Oncogenic mutations in isocitrate dehydrogenase 1 and 2 (IDH1/2) occur in several types of cancer, but the metabolic consequences of these genetic changes are not fully understood. In this study, we performed (13)C metabolic flux analysis on a panel of isogenic cell lines containing heterozygous IDH1/2 mutations. We observed that under hypoxic conditions, IDH1-mutant cells exhibited increased oxidative tricarboxylic acid metabolism along with decreased reductive glutamine metabolism, but not IDH2-mutant cells. However, selective inhibition of mutant IDH1 enzyme function could not reverse the defect in reductive carboxylation activity.

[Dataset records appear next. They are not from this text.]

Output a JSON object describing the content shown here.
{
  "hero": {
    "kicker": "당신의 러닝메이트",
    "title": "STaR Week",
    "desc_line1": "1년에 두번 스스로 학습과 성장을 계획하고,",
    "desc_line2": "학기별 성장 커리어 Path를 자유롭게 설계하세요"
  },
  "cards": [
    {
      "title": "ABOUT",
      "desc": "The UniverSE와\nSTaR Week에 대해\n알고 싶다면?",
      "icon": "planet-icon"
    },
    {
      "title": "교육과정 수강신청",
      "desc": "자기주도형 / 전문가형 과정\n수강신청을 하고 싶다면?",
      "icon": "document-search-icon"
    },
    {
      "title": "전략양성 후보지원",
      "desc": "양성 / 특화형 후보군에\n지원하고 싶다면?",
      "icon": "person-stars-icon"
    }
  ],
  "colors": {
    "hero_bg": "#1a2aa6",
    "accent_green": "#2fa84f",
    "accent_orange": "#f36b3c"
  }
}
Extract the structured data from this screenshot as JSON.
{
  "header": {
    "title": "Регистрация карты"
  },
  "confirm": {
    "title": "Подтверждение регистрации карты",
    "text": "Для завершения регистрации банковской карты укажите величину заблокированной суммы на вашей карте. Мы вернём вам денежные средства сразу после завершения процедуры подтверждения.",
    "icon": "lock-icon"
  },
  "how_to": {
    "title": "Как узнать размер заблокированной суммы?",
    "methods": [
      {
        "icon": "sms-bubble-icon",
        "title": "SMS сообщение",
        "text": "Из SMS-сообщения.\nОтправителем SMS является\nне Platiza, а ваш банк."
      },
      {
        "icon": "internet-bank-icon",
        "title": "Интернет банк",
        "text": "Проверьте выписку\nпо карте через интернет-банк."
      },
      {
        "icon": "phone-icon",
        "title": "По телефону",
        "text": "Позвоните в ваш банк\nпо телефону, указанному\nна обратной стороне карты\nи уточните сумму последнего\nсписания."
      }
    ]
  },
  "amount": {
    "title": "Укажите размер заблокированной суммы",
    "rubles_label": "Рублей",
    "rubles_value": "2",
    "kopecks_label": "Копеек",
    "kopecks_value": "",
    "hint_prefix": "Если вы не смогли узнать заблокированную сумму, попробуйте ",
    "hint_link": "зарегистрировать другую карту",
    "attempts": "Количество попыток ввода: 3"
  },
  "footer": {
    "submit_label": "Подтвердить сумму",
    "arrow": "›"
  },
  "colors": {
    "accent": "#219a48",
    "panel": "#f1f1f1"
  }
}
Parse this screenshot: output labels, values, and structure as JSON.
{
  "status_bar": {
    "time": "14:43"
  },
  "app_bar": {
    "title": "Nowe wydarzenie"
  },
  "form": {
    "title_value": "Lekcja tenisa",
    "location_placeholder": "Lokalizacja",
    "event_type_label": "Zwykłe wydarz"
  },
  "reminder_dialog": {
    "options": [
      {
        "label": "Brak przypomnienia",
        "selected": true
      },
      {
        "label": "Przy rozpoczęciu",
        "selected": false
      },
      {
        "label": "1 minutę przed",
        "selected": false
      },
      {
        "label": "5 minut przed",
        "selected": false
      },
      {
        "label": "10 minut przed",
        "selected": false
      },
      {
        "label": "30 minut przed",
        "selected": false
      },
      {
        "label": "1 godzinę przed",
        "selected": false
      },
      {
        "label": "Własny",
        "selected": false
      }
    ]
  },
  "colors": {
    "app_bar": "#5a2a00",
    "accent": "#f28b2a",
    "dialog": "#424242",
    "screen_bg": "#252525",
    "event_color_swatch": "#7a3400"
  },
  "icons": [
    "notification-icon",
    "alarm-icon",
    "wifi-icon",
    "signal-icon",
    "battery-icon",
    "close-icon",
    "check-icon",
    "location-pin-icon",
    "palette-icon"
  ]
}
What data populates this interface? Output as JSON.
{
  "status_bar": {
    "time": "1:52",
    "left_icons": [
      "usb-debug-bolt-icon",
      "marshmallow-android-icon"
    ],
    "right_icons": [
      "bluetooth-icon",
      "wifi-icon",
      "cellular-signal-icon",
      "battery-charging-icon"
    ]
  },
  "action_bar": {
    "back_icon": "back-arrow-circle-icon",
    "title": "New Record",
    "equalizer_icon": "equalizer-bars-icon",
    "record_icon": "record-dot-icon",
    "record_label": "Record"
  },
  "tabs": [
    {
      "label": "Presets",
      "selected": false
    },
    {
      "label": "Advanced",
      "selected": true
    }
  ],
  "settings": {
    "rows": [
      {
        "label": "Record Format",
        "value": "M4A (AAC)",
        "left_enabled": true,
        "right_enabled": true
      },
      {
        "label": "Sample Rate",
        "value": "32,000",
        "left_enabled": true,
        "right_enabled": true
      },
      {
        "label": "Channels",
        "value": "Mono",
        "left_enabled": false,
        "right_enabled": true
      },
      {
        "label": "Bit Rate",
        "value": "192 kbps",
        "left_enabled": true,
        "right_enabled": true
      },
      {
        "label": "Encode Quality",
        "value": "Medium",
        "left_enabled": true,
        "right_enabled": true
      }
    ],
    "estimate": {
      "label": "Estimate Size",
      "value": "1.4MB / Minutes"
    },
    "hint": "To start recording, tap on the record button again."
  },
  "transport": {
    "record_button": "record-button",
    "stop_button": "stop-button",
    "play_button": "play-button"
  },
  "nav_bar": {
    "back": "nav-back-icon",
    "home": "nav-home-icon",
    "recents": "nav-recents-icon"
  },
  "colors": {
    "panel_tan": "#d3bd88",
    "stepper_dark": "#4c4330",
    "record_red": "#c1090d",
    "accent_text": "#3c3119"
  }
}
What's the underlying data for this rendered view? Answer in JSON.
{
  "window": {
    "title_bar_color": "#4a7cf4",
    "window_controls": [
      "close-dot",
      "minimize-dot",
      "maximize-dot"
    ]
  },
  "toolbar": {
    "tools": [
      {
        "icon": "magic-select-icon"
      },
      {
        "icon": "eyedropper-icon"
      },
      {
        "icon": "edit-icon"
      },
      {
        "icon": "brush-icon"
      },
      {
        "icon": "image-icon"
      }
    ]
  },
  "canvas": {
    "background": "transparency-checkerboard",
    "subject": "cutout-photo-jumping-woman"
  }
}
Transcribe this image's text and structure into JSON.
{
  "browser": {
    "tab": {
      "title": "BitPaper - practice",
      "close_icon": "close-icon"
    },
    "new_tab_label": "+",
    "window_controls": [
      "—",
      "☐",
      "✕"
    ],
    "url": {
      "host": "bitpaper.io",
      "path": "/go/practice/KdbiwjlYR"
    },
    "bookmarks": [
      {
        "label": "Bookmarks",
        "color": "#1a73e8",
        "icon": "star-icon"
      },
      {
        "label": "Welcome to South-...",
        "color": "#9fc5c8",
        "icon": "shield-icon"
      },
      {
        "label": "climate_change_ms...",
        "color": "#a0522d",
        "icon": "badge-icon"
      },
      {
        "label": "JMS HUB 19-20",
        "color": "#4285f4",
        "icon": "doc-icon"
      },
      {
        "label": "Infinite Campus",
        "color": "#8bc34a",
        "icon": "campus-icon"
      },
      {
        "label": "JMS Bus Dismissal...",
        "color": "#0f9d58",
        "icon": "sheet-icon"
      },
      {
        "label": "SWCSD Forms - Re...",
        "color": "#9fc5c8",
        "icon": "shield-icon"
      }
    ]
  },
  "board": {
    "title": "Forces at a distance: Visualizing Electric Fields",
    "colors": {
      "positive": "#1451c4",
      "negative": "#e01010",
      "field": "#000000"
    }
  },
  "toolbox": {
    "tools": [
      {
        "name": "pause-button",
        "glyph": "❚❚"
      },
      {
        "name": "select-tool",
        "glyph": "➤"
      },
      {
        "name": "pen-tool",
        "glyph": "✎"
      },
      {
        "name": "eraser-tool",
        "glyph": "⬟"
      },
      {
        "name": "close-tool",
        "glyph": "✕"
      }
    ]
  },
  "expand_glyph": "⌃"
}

Furthermore, this metabolic reprogramming increased the sensitivity of IDH1-mutant cells to hypoxia or electron transport chain inhibition in vitro. Lastly, IDH1-mutant cells also grew poorly as subcutaneous xenografts within a hypoxic in vivo microenvironment. Together, our results suggest therapeutic opportunities to exploit the metabolic vulnerabilities specific to IDH1 mutation.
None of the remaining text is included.